Indicator To Gauge Internal Strength :
This indicator helps us to gauge the internal strength of the mar-ket. Among Nifty 500 stocks, a higher number of stocks reaching 52-week highs and the lesser number of stocks hitting 52-week lows represent a bull market while the opposite, suggests a bear market. On a WoW comparison basis, the average ratio of stocks marking a fresh 52-week high/low last week was 10:9, which improved this week to 11:3 where, on an average, 11 stocks have touched a new 52-week high. On the flip side, on average, just three stocks have hit a new 52-week low. From last Wednesday’s close, Nifty 500 has risen by 289 points.

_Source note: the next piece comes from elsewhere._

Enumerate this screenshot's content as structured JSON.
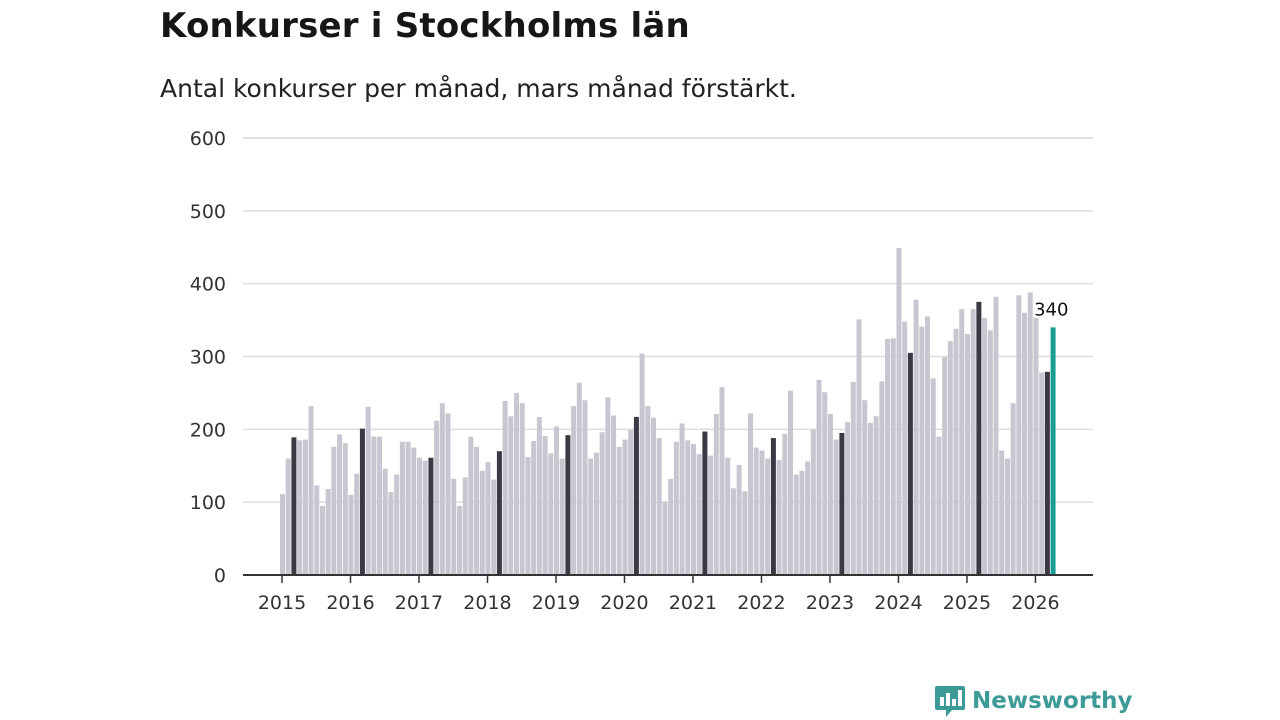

Nifty 500 was quite volatile this week as it made swings in either direction. On December 6, it made a low of 14,599, and from there, Nifty 500 shot up by nearly 474 points, which is about 3.2 per cent. On Monday, when the market fell drastically, the number of stocks hitting a 52-week low increased to six but the pullback rally in the next two trading sessions saw the number decline to 1. On a WoW basis, we observe that the number of stocks marking a fresh 52-week high has increased. To add further, the number of stocks hitting a 52-week low has actually decreased significantly. This shows that the internal strength of the market has improved than the previous week and a similar trend in the coming week can greatly improve the situation.